Union verdirbt Fodas Debüt
Kaiserslautern - Im ersten Pflichtspiel unter seinem neuen Trainer Franco Foda hat Absteiger 1. FC Kaiserslautern im Kampf um den direkten Wiederaufstieg einen Dämpfer hinnehmen müssen.
Die Pfälzer mussten sich nach verrückten 92 Minuten zum Saisonauftakt der Zweiten Liga gegen Union Berlin mit einem 3:3 (0:0) begnügen und und blieben damit ebenso wie die beiden anderen Bundesliga-Absteiger in der ersten Runde im Unterhaus ohne Sieg.
Hertha BSC (2:2 gegen Paderborn) und der 1. FC Köln (0:1 in Braunschweig) hatten zuvor ebenfalls einen erfolgreichen Saisonstart verpasst. (DATENCENTER: Ergebnisse und Tabelle)
Im ersten Montagsspiel der Saison 2012/13 erzielten Michael Parensen (47.), Patrick Zoundi (54.) und Marc Pfertzel (90.) die Treffer für die Gäste.
Mohamadou Idrissou (58., 72.) und Hendrick Zuck (86.) bei seinem Profidebüt hatten zwischenzeitlich den runderneuerten FCK, der seit zehn Monaten auf einen Heimsieg wartet, auf die Siegerstraße geschossen.
"Erst Sieger, dann mausetot"
"Erst waren wir auf Siegerstraße, dann waren wir mausetot.
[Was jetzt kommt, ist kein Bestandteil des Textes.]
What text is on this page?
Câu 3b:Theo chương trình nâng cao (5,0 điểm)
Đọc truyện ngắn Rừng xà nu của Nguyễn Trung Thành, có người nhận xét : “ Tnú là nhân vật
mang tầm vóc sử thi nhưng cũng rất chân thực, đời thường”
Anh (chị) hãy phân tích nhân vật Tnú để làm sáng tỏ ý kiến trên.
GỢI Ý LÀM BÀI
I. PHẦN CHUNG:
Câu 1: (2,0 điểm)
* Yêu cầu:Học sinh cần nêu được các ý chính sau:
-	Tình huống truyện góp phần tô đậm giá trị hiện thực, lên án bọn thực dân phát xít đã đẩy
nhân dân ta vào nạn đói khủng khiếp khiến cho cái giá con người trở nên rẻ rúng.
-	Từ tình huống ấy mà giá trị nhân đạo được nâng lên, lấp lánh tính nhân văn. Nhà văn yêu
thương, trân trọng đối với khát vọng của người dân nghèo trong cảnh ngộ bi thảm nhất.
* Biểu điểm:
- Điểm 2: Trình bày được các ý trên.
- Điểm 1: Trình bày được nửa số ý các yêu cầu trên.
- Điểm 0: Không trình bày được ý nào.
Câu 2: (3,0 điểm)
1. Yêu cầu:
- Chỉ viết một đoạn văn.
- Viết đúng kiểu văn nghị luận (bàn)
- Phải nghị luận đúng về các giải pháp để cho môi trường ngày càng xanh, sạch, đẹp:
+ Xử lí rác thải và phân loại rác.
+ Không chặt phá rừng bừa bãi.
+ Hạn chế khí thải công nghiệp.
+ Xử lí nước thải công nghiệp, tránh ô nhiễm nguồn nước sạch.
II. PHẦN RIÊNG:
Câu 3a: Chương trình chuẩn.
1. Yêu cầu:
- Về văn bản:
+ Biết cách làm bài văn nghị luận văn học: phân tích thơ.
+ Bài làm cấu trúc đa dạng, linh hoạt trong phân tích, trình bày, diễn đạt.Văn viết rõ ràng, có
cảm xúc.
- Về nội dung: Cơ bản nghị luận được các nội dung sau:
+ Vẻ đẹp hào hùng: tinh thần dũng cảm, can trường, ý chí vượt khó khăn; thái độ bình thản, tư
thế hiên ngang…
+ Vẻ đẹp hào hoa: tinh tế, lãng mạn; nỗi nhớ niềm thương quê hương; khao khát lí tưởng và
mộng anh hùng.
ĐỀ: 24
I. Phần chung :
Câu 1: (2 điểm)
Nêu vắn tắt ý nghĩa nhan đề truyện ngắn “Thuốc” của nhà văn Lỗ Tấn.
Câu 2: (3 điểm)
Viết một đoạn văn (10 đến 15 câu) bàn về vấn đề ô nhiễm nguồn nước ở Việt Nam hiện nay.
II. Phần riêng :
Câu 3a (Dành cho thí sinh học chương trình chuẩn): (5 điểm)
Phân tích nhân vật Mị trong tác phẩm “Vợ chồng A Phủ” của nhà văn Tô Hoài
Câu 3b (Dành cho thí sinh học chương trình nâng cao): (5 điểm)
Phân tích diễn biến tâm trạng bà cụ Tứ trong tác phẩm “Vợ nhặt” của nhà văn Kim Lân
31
Mit dem Ergebnis bin ich sicherlich zufrieden, auch wenn wir es nach dem 2:0 entscheiden hätten müssen", fasste Union-Trainer Uwe Neuhaus bei SPORT1 zusammen.
"Die erste Halbzeit haben wir total verschlafen. Aber nach der Pause hätten wir die drei Punkte holen müssen. Aber Fußball ist kein Wunschkonzert", sagte der zweifache Torschütze Idrissou, der nach dem Abpfiff nicht wusste, ob er sich freuen oder ärgern sollte.
Simunek fällt kurzfristig aus
Kurz vor dem Anpfiff musste der frühere FCK-Profi Foda seine Startelf noch einmal ändern, da sich Abwehrchef Jan Simunek beim Aufwärmen an der Wade verletzt hatte.
Für den Tschechen spielte Anthar Yahia. Im Angriff setzte der neue Lauterer Coach auf die Neuzugänge Albert Bunjaku und Idrissou, die vor 31.618 Zuschauern auf dem Betzenberg von Beginn einige gute Szenen hatten.
Bunjaku verpasst gute Chance
Der ehemalige Frankfurter Idrissou hatte in der 8. Minute auch die erste Möglichkeit für die Pfälzer, als er mit einem Schuss an Berlins neuem Torwart Daniel Haas scheiterte.
In der 17. Minute hätte der neue FCK-Kapitän Bunjaku die Hausherren in Führung bringen müssen, der frühere Nürnberger verfehlte aber aus aussichtsreicher Position.
Simon Terodde hatte in einer mäßigen ersten Hälfte kurz vor der Pause die erste Chance für die Gäste.
Parensen trifft nach der Pause
Nach der Pause wurde Kaiserslautern kalt erwischt. Parensen nutzte ein perfektes Zuspiel von Tijani Belaid und vollendete eiskalt zur Berliner Führung.
Zoundi nutzte dann nur sieben Minuten später einen weiteren Konter der Gäste zum 2:0.
Idrissou konnte sich anschließend über seinen ersten Treffer freuen, der allerdings irregulär war, da er vorher ein klares Foul begegangen hatte.
Pfertzel gleicht aus
Beim anschließenden Ausgleich war dann aber alles regulär.
"Wir haben nach dem 0:2 gut reagiert und gezeigt, dass wir Fußball spielen können", erklärte Foda.
Nach dem 3:2 durch Zuck wähnten sich die Hausherren dann sogar schon als Sieger, ehe Pfertzel noch einmal zuschlug.
"Ich freue mich sehr. Meine Familie aus Frankreich war heute hier", sagte Pfertzel bei SPORT1: "Ich bin zufrieden, auch wenn wir nur einen Punkt geholt haben."